DHL expands its breadth to accommodate omnichannel retailers
DHL is helping high-volume retailers speed up “the last mile” of their omnichannel shopping experience.
DHL eCommerce, a division of logistics company Deutsche Post DHL Group, is expanding the functionality of its fulfillment centers in Columbus, Ohio, and Riverside, California. Specifically, the logistics company is investing in storage and mechanization to support the growing needs of its U.S.-based e-commerce retail partners that ship between 300 and 15,000 orders per day. They will also manage both B2C and B2B transactions.
The two facilities, which are operated in conjunction with DHL Supply Chain, are located near major urban centers. This allows merchants to position their inventory closer to their customers, improving their time to market while reducing shipping costs.
These gains will be achieved through an order management system operated by IBM Sterling. The solution provides fast customer integration, seamless access and visibility to the network, and allows customers to optimize the placement of inventory and orchestrate orders across the facilities.
The warehouses are engineered as shared-use fulfillment centers, allowing customers to share space and assets within the warehouse. Customers are charged only for the transactions they have within the warehouse with fees for receiving, storage, and outbound pick and pack. Given the volatile and seasonal nature of e-commerce, removing the fixed cost burden is a huge relief for retailers.
“The e-commerce market in the U.S. is estimated to have grown by 15.6% in 2016 with sales topping $531 billion, and increasingly e-tailers are seeking fulfillment solutions to enable an omnichannel experience for end consumers,” said Lee Spratt, CEO, DHL eCommerce Americas.
“We see a huge demand from U.S. e-commerce players needing best-in-class e-commerce logistics solutions and we’re expanding our capabilities to support these growing demands,” Spratt said. “Besides doubling our existing U.S. fulfillment centers in Columbus and Riverside and enhancing them with greater automation, we also plan to add an additional center in New Jersey.”
The project coincides with the company’s July 2016 announcement of a $137 million investment to expand infrastructure and capabilities to expand the company’s leading role in e-commerce logistics and better serve U.S. customers within the booming e-commerce industry, DHL said.
Home decor brand bolsters offering through predictive analytics
With increased competition in the home furnishings category heats up, Pier 1 Imports wants to feature better assortments and pricing decisions to attract and retain shoppers.
The retailer is adopting a new predictive analytics solution from First Insight, which is designed to help it make quicker and more accurate design, buying and pricing decisions, as well as evaluate opportunities for new product launches.
Using online social engagement tools to gather real-time pricing and sentiment data on potential product offerings, the new solution applies this incoming data to its predictive analytic algorithm to determine which products present the greatest opportunity.
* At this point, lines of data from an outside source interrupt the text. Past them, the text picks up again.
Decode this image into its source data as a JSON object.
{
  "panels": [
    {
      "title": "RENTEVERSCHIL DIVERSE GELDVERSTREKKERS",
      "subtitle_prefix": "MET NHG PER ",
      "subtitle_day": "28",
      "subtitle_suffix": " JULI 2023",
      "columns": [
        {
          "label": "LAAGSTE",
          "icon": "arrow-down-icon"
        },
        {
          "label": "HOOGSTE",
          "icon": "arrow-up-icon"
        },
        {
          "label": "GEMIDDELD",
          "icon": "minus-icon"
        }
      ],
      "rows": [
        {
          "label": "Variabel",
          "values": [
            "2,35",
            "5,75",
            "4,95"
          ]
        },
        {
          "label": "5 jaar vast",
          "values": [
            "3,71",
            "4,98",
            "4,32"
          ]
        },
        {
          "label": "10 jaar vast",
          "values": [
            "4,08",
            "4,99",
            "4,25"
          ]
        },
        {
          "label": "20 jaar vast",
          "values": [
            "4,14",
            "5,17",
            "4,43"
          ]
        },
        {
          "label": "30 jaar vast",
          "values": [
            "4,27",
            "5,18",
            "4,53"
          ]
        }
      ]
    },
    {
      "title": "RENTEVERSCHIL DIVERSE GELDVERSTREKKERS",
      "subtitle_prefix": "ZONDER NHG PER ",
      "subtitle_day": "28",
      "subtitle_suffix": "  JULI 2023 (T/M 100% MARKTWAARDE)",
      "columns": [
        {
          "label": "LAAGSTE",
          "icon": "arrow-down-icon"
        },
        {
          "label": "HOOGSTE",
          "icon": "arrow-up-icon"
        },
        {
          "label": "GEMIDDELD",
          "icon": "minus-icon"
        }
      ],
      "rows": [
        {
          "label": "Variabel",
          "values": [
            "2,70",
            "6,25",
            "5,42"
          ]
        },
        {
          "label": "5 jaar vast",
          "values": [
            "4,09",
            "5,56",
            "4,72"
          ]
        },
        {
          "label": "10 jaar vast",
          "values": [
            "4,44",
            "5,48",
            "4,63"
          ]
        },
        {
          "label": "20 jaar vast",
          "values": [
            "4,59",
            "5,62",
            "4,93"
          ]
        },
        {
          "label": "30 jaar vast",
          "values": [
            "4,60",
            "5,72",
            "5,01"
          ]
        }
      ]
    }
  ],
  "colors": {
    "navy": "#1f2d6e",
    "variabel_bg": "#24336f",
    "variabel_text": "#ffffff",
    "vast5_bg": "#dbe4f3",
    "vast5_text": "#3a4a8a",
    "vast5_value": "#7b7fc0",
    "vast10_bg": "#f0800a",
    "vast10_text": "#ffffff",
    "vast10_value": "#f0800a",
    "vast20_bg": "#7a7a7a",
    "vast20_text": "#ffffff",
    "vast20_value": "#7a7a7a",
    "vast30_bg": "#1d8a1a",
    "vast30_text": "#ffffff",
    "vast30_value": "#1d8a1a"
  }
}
Armed with these real-time results, Pier 1 will be able to evaluate a greater number of designs or products quickly, increasing speed to market; calibrate inventory buys, and optimize pricing and allocation strategies to maximize its returns on investment.
“First Insight’s expertise will complement our identification and analyses of new product and category offerings, and enhance informative decision making based on direct feedback from consumers, including Pier 1 Imports customers,” said Cathy David, executive VP of merchandising for Pier 1 Imports. “By working with First Insight, we will gain a more comprehensive understanding at the beginning of our product selection and development process of what customers perceive as distinctive products at a great value, thereby helping maximize our sales and profit potential.”
Study: More than half of U.S. shoppers haven’t tried BOPIS
More omnichannel retailers offer buy-online-pickup-in-store (BOPIS) services to shorten their delivery windows. Yet, 60% of shoppers have yet to take advantage of the service.
That’s according to a new report, “Buy Online, Pick-up In-Store” from ChargeItSpot, which was based on responses from over 2,074 shoppers at 20 malls across the country.
Of the 40% of shoppers who have used BOPIS, shoppers between age 35 and 49 use it the most, with 49% of shoppers having used the service. Shoppers between the ages of 18-34 were the runner-up (42%), followed by shoppers aged 50-65 (39%).
“There remains much untapped opportunity for stores and shoppers to take advantage of BOPIS.” said Douglas Baldasare, CEO and founder of ChargeItSpot. “By further promoting and incentivizing customer use of these programs, retailers can more effectively increase their sales, better manage consumer fulfillment by merging online and in-store inventory, and offer their customers a more fluid, multichannel shopping experience.”
Among those that do use BOPIS, 75% have purchased something else while in the store, while 25% had not. Specifically, shoppers between the ages 50-65 were most likely to make an additional purchase while using BOPIS (79%). Meanwhile, 75% of shoppers between18-34 made additional purchases after using BOPIS, followed by 63% of shoppers aged 35-49, data revealed.
“Buying online and picking up in-store can lead to more in-store transactions for retailers,” said Baldasare. “BOPIS does what many brick-and-mortar retailers are struggling to do organically — get shoppers through the door. Once they are in the store, customers are likely to browse and ultimately make a purchase.”